Jake Godbold, 1979, photo by Rocco Morabito, courtesy Jacksonville Journal / Florida Times-Union

“My mother had to go to a thrift store,” he said, “and get a little black jacket that she had to work on so I could wear it. It was the first time I had a sports coat. Mother put it on me and told me how good it looked, and she said not to let anybody say anything about that jacket.” In his 2019 biography Jake!, Tolbert writes, “Jakes says he didn’t understand then what his mother meant,” then quotes him, “But I do now.” She didn’t want him to be ashamed of where he’d come from.

Above the bandstand columns, nymphs dancing across the pediment. Bas-relief. Underneath them in red spray paint: “19 Bitch 25 Live Bitch CChhAAA” and “I  LUV My PaimJAG BaBy” and “45 1200 BWB 1200.” What these statements mean I’m not meant to know. Nor most likely are you.

Then 27 cyclists ride through the park and around the bandstand, 2009, on the recommendation of one cycling urban explorer who says he doesn’t even know how he happened to discover this strangely out-of-place Parthenon, but it’s his new favorite place in the city.

Classical Greek architectural details on this site include trigylphs, guttae, metopes, taniae, architraves, abacus, echinus, annulets, trachelia, hypotrachelia, flutes, stylobates, Doric columns.

But no one seems able to say why this temple exists at all, why it was ever built. Certainly the out-of-place completely focuses and defines the place. The bandstand or temple or whatever it is defines Brentwood Park, Brentwood, the surrounding streets. The out-of-place is this place.

But there’s no known reason for the sinister energies of place to require sacrifices. At cold December dawn, 2004, construction workers come to the park to renovate the bandstand and find the dead body lying at the base of the bandstand’s steps. Detectives cannot put a name to the dead man, nor an age, nor a cause.

For about six months in 1976, an old woman with dreadlocks, neighbors think she’s a voodoo priestess, whatever that means, frequently stands among the columns and tells anyone who comes close enough that the New Virgin will sacrifice herself in this temple to give birth to the next Messiah. She met a very few curious people at Nefertiti Books once or twice. Nobody knows where she’s come from. Others try to avoid her.

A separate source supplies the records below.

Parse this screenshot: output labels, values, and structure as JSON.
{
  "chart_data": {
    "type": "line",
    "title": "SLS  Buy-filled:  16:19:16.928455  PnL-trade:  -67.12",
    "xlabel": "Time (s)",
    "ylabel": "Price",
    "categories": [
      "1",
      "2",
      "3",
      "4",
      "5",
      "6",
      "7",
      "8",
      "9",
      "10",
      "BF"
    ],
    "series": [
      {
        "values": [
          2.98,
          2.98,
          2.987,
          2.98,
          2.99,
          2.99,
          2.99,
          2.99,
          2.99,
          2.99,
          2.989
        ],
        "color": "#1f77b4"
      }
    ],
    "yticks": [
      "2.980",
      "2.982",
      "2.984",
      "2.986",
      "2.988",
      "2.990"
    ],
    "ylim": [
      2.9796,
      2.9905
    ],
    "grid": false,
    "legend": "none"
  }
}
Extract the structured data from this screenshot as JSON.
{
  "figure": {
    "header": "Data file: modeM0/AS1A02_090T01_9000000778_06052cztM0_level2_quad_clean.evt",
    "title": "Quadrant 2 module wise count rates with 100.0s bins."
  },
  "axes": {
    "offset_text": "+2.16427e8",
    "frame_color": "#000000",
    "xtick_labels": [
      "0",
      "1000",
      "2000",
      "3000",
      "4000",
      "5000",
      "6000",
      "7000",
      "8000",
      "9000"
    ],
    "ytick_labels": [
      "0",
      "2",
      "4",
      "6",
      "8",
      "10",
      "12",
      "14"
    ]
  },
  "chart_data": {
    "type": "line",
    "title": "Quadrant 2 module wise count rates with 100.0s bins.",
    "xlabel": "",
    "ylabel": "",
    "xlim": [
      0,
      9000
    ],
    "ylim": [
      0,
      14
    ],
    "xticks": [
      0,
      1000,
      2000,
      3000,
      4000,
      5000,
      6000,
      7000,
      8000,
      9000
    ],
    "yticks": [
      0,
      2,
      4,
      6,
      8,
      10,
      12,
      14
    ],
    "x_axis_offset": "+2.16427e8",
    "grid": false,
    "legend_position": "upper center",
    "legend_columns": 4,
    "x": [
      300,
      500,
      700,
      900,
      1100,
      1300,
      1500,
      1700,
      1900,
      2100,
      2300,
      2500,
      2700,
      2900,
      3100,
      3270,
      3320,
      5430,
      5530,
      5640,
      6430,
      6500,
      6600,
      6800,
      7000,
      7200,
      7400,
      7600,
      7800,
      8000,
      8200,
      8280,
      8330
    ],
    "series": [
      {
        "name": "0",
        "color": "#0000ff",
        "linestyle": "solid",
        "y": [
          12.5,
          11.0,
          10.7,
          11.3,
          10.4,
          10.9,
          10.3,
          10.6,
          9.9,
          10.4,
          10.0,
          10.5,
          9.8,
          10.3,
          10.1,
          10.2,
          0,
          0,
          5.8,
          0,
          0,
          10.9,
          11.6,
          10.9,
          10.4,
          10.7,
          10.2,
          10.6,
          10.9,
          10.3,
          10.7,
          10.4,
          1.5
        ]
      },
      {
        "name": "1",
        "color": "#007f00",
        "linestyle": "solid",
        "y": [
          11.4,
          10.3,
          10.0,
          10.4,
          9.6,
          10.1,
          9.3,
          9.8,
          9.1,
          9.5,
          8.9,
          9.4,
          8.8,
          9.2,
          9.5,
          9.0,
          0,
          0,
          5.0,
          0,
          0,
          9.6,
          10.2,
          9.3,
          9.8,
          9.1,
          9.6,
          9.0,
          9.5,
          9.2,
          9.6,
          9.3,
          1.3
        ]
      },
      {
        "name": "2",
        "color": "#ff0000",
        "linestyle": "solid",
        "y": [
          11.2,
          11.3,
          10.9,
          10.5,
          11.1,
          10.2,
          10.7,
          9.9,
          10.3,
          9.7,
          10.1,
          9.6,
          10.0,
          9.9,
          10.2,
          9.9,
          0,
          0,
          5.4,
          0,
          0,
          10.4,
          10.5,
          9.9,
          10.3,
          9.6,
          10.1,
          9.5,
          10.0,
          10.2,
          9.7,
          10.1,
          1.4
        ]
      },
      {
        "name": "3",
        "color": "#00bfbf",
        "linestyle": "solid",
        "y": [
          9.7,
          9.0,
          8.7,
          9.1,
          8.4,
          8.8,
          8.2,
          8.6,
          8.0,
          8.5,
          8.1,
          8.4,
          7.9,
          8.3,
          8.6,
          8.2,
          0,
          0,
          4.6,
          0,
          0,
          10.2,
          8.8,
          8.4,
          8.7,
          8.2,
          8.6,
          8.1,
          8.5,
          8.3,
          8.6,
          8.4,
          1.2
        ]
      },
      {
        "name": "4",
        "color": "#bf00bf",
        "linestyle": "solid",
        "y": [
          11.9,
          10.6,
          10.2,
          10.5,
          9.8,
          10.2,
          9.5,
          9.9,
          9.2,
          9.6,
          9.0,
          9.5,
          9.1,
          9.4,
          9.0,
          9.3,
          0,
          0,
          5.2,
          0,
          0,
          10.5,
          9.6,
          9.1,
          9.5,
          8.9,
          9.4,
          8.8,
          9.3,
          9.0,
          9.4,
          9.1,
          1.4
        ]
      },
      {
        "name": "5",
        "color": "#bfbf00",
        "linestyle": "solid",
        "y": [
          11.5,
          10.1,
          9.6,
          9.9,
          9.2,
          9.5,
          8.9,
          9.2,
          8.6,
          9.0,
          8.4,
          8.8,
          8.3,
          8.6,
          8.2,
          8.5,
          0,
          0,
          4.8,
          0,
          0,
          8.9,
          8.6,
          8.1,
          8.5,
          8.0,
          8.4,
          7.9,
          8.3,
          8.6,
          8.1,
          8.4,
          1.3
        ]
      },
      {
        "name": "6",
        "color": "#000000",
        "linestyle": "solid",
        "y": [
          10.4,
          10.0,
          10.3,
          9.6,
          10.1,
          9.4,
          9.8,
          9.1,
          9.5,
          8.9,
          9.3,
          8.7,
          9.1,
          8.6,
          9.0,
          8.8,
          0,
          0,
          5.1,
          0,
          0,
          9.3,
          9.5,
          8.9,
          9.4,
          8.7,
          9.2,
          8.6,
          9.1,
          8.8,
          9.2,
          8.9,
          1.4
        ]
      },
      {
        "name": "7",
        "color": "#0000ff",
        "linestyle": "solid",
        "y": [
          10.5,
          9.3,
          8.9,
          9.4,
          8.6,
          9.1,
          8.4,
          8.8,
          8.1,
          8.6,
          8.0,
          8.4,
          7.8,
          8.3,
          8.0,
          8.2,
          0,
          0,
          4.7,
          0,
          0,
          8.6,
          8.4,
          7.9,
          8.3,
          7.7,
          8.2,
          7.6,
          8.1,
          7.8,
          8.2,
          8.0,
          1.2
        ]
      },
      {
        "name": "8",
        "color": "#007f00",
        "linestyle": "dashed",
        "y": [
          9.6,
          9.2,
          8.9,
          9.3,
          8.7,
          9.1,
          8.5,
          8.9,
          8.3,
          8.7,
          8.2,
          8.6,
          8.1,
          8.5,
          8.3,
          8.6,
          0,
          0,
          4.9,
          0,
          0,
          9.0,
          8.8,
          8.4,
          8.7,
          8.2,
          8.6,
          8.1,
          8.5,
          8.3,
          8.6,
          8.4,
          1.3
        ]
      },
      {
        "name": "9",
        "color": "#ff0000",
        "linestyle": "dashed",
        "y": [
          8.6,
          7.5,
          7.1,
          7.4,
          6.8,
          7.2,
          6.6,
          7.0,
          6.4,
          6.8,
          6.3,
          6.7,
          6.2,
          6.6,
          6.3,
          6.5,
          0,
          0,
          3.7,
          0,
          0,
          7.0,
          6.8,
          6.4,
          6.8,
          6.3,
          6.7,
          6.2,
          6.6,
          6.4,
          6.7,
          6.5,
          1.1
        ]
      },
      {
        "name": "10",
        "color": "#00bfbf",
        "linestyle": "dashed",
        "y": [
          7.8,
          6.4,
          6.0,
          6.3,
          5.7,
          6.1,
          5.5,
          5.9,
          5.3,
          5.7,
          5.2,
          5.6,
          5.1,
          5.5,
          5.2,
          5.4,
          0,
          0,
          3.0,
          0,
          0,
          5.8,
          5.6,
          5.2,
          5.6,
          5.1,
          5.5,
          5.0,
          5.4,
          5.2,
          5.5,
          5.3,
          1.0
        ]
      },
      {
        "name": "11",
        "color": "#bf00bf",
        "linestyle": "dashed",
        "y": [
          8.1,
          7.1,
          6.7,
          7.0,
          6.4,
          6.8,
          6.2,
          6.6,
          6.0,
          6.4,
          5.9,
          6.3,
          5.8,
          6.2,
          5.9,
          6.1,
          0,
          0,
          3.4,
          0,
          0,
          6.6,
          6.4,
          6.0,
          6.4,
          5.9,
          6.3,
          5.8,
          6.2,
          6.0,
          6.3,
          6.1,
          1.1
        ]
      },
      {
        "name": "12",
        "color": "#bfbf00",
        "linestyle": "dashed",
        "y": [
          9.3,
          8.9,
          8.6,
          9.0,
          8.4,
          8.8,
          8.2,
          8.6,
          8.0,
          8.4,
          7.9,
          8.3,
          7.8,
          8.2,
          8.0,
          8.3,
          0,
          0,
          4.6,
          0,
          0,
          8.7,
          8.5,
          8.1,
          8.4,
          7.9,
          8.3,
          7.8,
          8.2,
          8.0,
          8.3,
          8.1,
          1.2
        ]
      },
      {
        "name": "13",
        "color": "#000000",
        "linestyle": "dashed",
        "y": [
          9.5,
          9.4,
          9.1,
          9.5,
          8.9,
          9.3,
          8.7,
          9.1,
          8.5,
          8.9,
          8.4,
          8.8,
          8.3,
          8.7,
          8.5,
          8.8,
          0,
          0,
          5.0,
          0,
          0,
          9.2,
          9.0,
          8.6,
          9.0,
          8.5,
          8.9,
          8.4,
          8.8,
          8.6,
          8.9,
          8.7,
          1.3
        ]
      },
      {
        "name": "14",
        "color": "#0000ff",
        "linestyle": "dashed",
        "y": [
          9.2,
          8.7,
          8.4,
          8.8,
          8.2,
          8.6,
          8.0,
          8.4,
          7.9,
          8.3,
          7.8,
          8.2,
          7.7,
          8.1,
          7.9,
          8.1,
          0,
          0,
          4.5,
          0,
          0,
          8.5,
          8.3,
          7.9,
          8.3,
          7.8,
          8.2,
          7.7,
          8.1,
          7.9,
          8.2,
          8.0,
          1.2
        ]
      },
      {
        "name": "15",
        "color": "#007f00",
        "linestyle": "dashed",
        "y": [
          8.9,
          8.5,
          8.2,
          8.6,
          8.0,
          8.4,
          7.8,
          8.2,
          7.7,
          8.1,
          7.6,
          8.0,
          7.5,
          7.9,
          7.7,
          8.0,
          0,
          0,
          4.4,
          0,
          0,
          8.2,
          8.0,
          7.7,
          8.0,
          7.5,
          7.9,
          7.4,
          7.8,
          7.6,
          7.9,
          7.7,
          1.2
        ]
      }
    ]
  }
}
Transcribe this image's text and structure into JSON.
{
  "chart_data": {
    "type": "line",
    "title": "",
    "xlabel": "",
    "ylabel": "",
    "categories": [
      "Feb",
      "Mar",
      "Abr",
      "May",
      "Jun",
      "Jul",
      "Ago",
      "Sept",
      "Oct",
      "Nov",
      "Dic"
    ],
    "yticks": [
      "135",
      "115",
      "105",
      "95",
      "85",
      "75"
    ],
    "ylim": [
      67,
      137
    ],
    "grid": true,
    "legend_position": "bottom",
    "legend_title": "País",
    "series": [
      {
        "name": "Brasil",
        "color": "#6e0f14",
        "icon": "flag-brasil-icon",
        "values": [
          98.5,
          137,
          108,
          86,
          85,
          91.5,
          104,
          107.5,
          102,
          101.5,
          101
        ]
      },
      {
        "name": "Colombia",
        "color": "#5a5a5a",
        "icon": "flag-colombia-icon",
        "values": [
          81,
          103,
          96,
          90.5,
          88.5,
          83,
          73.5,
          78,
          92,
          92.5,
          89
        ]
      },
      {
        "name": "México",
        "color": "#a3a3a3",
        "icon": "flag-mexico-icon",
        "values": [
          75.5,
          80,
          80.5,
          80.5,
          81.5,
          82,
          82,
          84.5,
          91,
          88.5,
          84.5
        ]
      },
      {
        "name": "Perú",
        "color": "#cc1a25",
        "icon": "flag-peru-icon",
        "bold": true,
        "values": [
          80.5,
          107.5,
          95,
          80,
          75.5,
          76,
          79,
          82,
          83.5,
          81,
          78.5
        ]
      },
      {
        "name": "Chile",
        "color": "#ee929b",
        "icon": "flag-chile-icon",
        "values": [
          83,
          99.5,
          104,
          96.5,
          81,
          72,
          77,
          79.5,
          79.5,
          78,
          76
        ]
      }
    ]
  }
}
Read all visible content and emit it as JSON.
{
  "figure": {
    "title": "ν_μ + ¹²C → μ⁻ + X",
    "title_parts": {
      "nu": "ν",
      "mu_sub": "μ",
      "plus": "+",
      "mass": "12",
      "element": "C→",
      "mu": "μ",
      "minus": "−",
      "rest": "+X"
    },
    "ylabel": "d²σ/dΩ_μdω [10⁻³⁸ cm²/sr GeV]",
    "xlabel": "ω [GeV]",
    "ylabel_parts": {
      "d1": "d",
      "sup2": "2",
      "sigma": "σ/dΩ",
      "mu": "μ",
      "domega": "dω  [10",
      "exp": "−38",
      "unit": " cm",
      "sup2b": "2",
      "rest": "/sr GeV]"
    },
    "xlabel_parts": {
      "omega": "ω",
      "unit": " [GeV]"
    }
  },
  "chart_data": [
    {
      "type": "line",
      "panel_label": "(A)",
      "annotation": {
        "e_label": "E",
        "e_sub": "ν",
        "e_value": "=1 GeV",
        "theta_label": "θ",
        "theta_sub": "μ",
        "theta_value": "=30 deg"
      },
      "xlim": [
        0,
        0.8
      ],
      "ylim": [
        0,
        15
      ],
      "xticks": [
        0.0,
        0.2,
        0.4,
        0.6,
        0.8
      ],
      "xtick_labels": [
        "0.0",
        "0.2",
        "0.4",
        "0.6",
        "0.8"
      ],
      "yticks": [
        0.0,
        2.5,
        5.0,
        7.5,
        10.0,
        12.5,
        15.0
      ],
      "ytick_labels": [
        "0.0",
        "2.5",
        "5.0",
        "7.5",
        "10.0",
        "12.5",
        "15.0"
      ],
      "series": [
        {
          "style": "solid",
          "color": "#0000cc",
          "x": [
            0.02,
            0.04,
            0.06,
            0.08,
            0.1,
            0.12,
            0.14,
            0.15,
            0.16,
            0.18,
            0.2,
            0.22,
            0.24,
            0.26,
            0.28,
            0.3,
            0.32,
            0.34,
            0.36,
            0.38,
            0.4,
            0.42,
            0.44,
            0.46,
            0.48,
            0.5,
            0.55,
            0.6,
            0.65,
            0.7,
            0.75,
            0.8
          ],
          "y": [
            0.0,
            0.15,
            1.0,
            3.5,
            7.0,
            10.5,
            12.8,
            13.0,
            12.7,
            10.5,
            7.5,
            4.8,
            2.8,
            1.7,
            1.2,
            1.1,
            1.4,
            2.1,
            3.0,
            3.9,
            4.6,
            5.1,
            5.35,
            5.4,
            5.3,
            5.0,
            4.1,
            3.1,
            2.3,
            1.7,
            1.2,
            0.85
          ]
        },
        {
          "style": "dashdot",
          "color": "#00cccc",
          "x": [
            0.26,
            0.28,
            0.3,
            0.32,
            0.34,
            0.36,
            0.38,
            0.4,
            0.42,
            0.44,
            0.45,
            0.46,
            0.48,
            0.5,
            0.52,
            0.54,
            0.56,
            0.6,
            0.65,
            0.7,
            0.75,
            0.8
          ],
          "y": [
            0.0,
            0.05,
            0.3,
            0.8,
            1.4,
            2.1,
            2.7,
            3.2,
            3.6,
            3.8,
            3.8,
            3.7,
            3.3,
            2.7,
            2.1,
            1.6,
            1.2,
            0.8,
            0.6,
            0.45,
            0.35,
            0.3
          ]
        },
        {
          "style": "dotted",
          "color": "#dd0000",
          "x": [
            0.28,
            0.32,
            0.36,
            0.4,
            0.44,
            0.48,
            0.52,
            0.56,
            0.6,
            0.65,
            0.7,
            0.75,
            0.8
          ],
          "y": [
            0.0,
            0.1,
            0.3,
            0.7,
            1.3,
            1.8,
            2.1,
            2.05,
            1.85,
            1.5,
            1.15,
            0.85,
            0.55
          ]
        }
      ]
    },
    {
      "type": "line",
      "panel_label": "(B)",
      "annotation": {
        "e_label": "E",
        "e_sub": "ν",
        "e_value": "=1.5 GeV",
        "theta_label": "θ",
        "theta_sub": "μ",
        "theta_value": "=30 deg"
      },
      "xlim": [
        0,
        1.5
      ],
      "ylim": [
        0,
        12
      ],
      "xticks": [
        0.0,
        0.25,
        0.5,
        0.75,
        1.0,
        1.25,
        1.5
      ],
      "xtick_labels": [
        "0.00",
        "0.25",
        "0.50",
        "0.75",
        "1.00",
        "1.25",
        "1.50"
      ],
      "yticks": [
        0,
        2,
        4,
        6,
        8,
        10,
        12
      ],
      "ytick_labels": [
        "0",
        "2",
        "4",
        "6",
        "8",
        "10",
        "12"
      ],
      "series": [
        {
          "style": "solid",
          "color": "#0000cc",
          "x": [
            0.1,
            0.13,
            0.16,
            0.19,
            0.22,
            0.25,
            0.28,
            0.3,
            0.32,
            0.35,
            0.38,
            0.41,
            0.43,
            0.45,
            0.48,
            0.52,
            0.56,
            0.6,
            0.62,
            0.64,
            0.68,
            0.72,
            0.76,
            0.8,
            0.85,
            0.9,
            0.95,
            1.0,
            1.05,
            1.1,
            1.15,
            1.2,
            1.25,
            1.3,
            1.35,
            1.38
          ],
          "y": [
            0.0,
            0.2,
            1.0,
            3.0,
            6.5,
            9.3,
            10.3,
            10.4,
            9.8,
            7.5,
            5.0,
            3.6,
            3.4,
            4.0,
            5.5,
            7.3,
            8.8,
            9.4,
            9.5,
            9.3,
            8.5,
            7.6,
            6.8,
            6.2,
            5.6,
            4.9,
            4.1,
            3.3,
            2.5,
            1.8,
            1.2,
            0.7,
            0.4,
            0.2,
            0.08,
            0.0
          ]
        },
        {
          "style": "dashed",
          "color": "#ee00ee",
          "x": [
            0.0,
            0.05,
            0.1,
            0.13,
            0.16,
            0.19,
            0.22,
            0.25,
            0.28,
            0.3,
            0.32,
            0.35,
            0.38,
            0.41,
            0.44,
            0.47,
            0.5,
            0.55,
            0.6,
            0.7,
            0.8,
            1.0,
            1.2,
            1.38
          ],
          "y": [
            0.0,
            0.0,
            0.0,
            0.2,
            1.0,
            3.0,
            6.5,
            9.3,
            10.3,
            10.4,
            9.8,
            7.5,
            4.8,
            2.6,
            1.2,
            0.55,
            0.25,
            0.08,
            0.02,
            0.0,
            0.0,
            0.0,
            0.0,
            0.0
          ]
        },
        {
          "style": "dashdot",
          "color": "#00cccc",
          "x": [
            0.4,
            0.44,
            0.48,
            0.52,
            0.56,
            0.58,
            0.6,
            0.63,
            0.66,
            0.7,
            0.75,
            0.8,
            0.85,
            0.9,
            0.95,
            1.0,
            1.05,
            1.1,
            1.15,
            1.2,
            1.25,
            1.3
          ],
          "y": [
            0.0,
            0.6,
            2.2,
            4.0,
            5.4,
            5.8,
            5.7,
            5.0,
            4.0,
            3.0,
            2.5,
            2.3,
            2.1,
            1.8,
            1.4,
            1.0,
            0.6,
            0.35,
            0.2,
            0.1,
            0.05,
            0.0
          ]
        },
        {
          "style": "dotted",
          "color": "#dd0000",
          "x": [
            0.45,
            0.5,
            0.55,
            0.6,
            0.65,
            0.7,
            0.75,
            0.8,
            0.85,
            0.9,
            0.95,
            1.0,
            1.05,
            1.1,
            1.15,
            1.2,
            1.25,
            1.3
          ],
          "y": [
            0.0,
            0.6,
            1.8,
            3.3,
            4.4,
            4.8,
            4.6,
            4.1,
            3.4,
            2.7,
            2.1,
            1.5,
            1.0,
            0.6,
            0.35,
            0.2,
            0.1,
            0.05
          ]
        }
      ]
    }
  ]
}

Dustin McLeod says he knows no other place north of Downtown. He doesn’t know why he knows this place, doesn’t remember how he found it out. He’s a business major at the University of North Florida and lives in a dorm there, but comes out to this place once a week. He says that when his older brother died in a car accident three years ago, when Dustin was still in high school, he lost all his faith in God. He’d been raised in a strict Southern Baptist family. He says he doesn’t know why, says it’s really not rational at all, but that this weird place is the only place he can pray. He can’t go to church anymore, but every Sunday morning he drives across town to the Brentwood Park Bandstand and Comfort Station and he sits among the columns and he prays. He prays that one day, one day, somehow, he’ll get to talk to his brother Brendan again.